I didn't finish it because, not only is it ugly and verbose, it doesn't do what I want. Instead of matching all the search terms, it only matches the first one in each sentence. Fortunately, I took some time to rethink the problem (i.e. search the internet (this thread on the Python mailing list was helpful (I guess my Perl background is still showing) as was this article which I previously referenced. (hmmm, this is starting to look like Lisp.))) and made a prettier (and correct) version using my new favorite regular expression method, finditer, and the MatchObject's lastindex attribute. Here is the working example:

import re

COLOR = ['red', 'blue', 'orange', 'violet', 'green']

text = """Graham says that Perl is cooler than Java and Python than Perl. In some circles, maybe. Graham uses the example of Slashdot, written in Perl. But what about Advogato, written in C? What about all of the cool P2P stuff being written in all three of the languages? Considering that Perl is older than Java, and was at one time the Next Big Language, I think you would have a hard time getting statistical evidence that programmers consider Perl "cooler" than Java, except perhaps by virtue of the fact that Java has spent a few years as the "industry standard" (and is thus uncool for the same reason that the Spice Girls are uncool) and Perl is still "underground" (and thus cool, for the same reason that ambient is cool). Python is even more "underground" than Perl (and thus cooler?). Maybe all Graham has demonstrated is that proximity to Lisp drives a language underground. Except that he's got the proximity to Lisp argument backwards too."""

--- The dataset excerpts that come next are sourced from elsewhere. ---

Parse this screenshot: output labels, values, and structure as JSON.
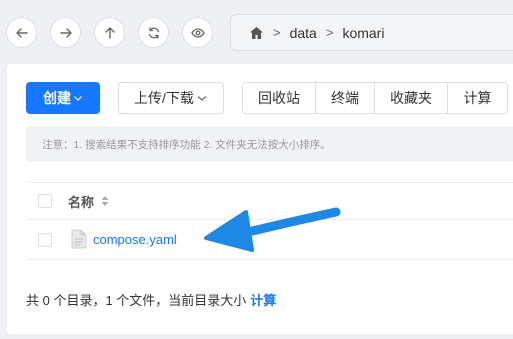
{
  "nav": {
    "back_icon": "arrow-left-icon",
    "forward_icon": "arrow-right-icon",
    "up_icon": "arrow-up-icon",
    "refresh_icon": "refresh-icon",
    "view_icon": "eye-icon"
  },
  "path": {
    "home_icon": "home-icon",
    "separator": ">",
    "segments": [
      "data",
      "komari"
    ]
  },
  "toolbar": {
    "create_label": "创建",
    "upload_label": "上传/下载",
    "group": [
      "回收站",
      "终端",
      "收藏夹",
      "计算"
    ],
    "accent": "#1677ff"
  },
  "notice": "注意：1. 搜索结果不支持排序功能 2. 文件夹无法按大小排序。",
  "table": {
    "header_name": "名称",
    "rows": [
      {
        "name": "compose.yaml",
        "icon": "file-icon"
      }
    ]
  },
  "footer": {
    "summary": "共 0 个目录，1 个文件，当前目录大小",
    "calc_link": "计算"
  },
  "annotation": {
    "arrow_color": "#1e88e5"
  }
}
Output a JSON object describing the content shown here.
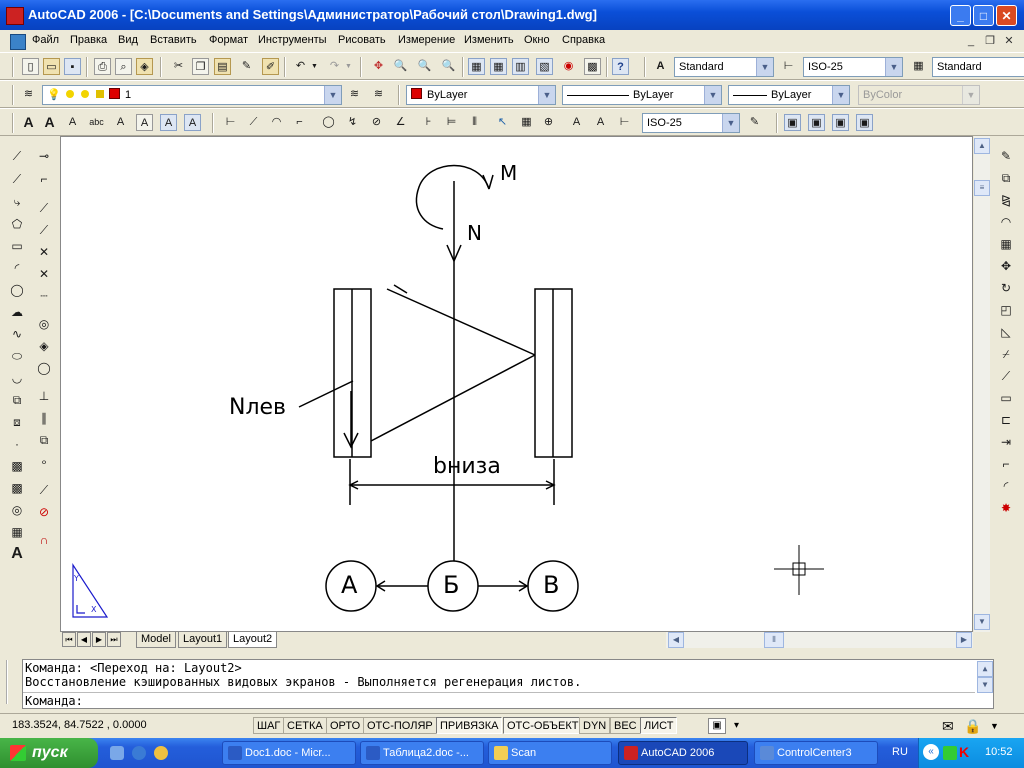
{
  "window": {
    "title": "AutoCAD 2006 - [C:\\Documents and Settings\\Администратор\\Рабочий стол\\Drawing1.dwg]"
  },
  "menu": {
    "items": [
      "Файл",
      "Правка",
      "Вид",
      "Вставить",
      "Формат",
      "Инструменты",
      "Рисовать",
      "Измерение",
      "Изменить",
      "Окно",
      "Справка"
    ]
  },
  "toolbar1": {
    "text_style": "Standard",
    "dim_style": "ISO-25",
    "table_style": "Standard"
  },
  "toolbar2": {
    "layer": "1",
    "color": "ByLayer",
    "linetype": "ByLayer",
    "lineweight": "ByLayer",
    "plotstyle": "ByColor"
  },
  "toolbar3": {
    "dim_style": "ISO-25"
  },
  "drawing": {
    "label_m": "M",
    "label_n": "N",
    "label_nlev": "Nлев",
    "label_bniza": "bниза",
    "node_a": "А",
    "node_b": "Б",
    "node_v": "В",
    "ucs_y": "Y",
    "ucs_x": "X"
  },
  "tabs": {
    "model": "Model",
    "layout1": "Layout1",
    "layout2": "Layout2"
  },
  "command": {
    "line1": "Команда:  <Переход на: Layout2>",
    "line2": "Восстановление кэшированных видовых экранов - Выполняется регенерация листов.",
    "prompt": "Команда:"
  },
  "status": {
    "coords": "183.3524, 84.7522 , 0.0000",
    "toggles": [
      "ШАГ",
      "СЕТКА",
      "ОРТО",
      "ОТС-ПОЛЯР",
      "ПРИВЯЗКА",
      "ОТС-ОБЪЕКТ",
      "DYN",
      "ВЕС",
      "ЛИСТ"
    ]
  },
  "taskbar": {
    "start": "пуск",
    "buttons": [
      "Doc1.doc - Micr...",
      "Таблица2.doc -...",
      "Scan",
      "AutoCAD 2006",
      "ControlCenter3"
    ],
    "lang": "RU",
    "time": "10:52"
  },
  "colors": {
    "title_blue": "#0a4fd8",
    "taskbar_blue": "#245edb",
    "start_green": "#3a9e3a",
    "bylayer_red": "#d00000"
  }
}
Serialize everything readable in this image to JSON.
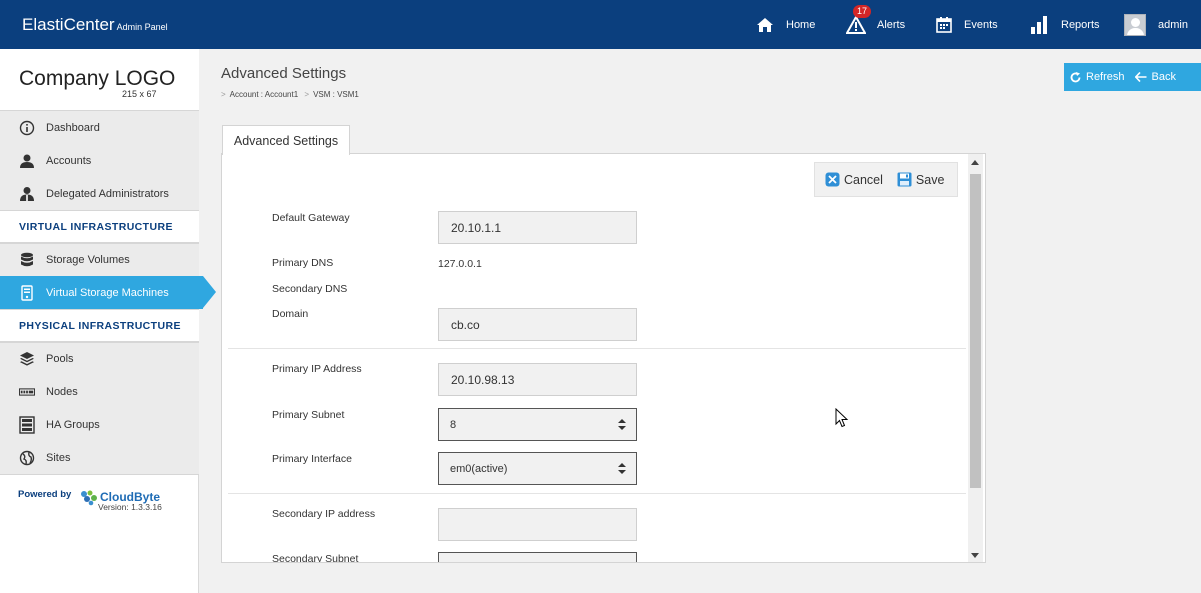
{
  "header": {
    "brand": "ElastiCenter",
    "brand_sub": "Admin Panel",
    "nav": {
      "home": "Home",
      "alerts": "Alerts",
      "alerts_count": "17",
      "events": "Events",
      "reports": "Reports",
      "user": "admin"
    }
  },
  "sidebar": {
    "logo": "Company LOGO",
    "logo_size": "215 x 67",
    "items": [
      {
        "label": "Dashboard",
        "icon": "info-icon"
      },
      {
        "label": "Accounts",
        "icon": "user-icon"
      },
      {
        "label": "Delegated Administrators",
        "icon": "admin-user-icon"
      }
    ],
    "section_virtual": "VIRTUAL INFRASTRUCTURE",
    "virtual_items": [
      {
        "label": "Storage Volumes",
        "icon": "database-icon"
      },
      {
        "label": "Virtual Storage Machines",
        "icon": "vsm-icon",
        "active": true
      }
    ],
    "section_physical": "PHYSICAL INFRASTRUCTURE",
    "physical_items": [
      {
        "label": "Pools",
        "icon": "layers-icon"
      },
      {
        "label": "Nodes",
        "icon": "node-icon"
      },
      {
        "label": "HA Groups",
        "icon": "rack-icon"
      },
      {
        "label": "Sites",
        "icon": "globe-icon"
      }
    ],
    "powered_by": "Powered by",
    "vendor": "CloudByte",
    "version": "Version: 1.3.3.16"
  },
  "main": {
    "title": "Advanced Settings",
    "breadcrumb": [
      "Account : Account1",
      "VSM : VSM1"
    ],
    "refresh_label": "Refresh",
    "back_label": "Back",
    "tab_label": "Advanced Settings",
    "cancel_label": "Cancel",
    "save_label": "Save",
    "fields": {
      "default_gateway_label": "Default Gateway",
      "default_gateway_value": "20.10.1.1",
      "primary_dns_label": "Primary DNS",
      "primary_dns_value": "127.0.0.1",
      "secondary_dns_label": "Secondary DNS",
      "domain_label": "Domain",
      "domain_value": "cb.co",
      "primary_ip_label": "Primary IP Address",
      "primary_ip_value": "20.10.98.13",
      "primary_subnet_label": "Primary Subnet",
      "primary_subnet_value": "8",
      "primary_interface_label": "Primary Interface",
      "primary_interface_value": "em0(active)",
      "secondary_ip_label": "Secondary IP address",
      "secondary_ip_value": "",
      "secondary_subnet_label": "Secondary Subnet"
    }
  },
  "colors": {
    "header_bg": "#0b3f7e",
    "accent": "#2fa7e0",
    "badge": "#d32626"
  }
}
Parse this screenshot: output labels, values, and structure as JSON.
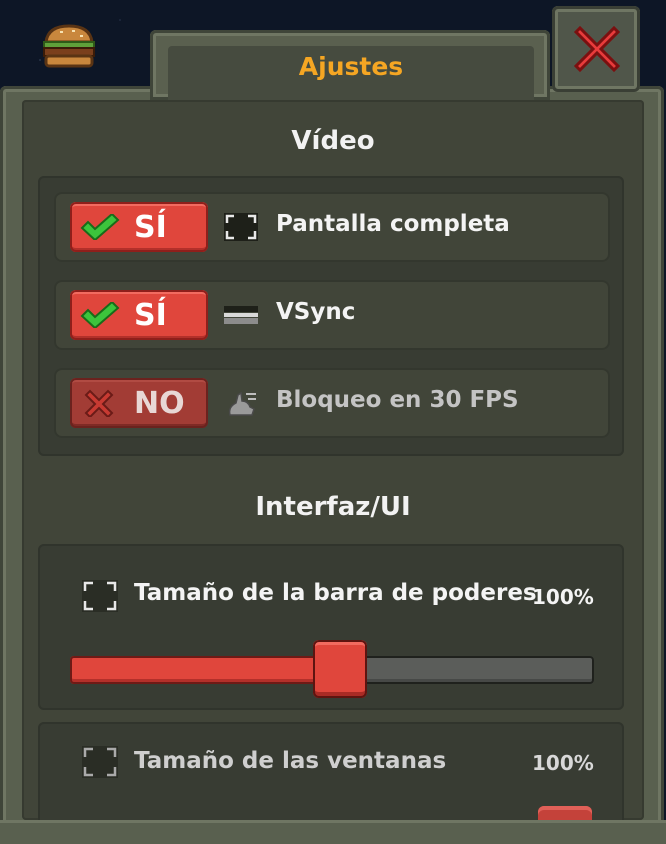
{
  "window": {
    "title": "Ajustes",
    "close_icon": "close-x-icon",
    "logo_icon": "burger-icon"
  },
  "video": {
    "heading": "Vídeo",
    "options": [
      {
        "toggle": "SÍ",
        "state": "on",
        "icon": "fullscreen-icon",
        "label": "Pantalla completa"
      },
      {
        "toggle": "SÍ",
        "state": "on",
        "icon": "vsync-icon",
        "label": "VSync"
      },
      {
        "toggle": "NO",
        "state": "off",
        "icon": "rabbit-icon",
        "label": "Bloqueo en 30 FPS"
      }
    ]
  },
  "interface": {
    "heading": "Interfaz/UI",
    "sliders": [
      {
        "label": "Tamaño de la barra de poderes",
        "value": "100%",
        "fraction": 0.5
      },
      {
        "label": "Tamaño de las ventanas",
        "value": "100%"
      }
    ]
  },
  "colors": {
    "accent": "#f5a623",
    "toggle_on": "#e0463c",
    "toggle_off": "#a23c35",
    "check": "#3cc43c"
  }
}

regex = re.compile(r"(\blisp\b)|(\bpython\b)|(\bperl\b)|(\bjava\b)|(\bc\b)", re.I)

i = 0; output = "<html>"
for m in regex.finditer(text):
    output += "".join([text[i:m.start()],
                       "<strong><span style='color:%s'>" % COLOR[m.lastindex-1],
                       text[m.start():m.end()],
                       "</span></strong>"])
    i = m.end()
print "".join([output, text[m.end():], "</html>"])
This example loops over each match in the iterator object returned by finditer. For each match, non-matching text and matching text surrounded with the HTML <span> tag are appended to the output string. start() and end() return the indices to the start and end positions of the matching text. The color of the text is determined by using lastindex to index into a list of colors. lastindex is the index of the group of the last match. So, it is "1" if "lisp" is matched, "2" if "python" is matched, "3" if "perl" is matched, and so on. I need to subtract 1 because the list indexing starts at 0. The last line adds on the rest of the non-matching text, and prints it. When viewed in a browser, it looks something like this:
Graham says that Perl is cooler than Java and Python than Perl. In some circles, maybe. Graham uses the example of Slashdot, written in Perl. But what about Advogato, written in C? What about all of the cool P2P stuff being written in all three of the languages? Considering that Perl is older than Java, and was at one time the Next Big Language, I think you would have a hard time getting statistical evidence that programmers consider Perl "cooler" than Java, except perhaps by virtue of the fact that Java has spent a few years as the "industry standard" (and is thus uncool for the same reason that the Spice Girls are uncool) and Perl is still "underground" (and thus cool, for the same reason that ambient is cool). Python is even more "underground" than Perl (and thus cooler?). Maybe all Graham has demonstrated is that proximity to Lisp drives a language underground. Except that he's got the proximity to Lisp argument backwards too.

Comments


#1 Jay G commented on :

Good advice on ORing the different terms into one regex. I started something like this as you did; with multiple searches. This is much cleaner. In Java I don't see an equivalent of lastindex, but a dict/map of terms to colors works fine.


#2 badc0re commented on :

cool, i was seeking for a text highlight :)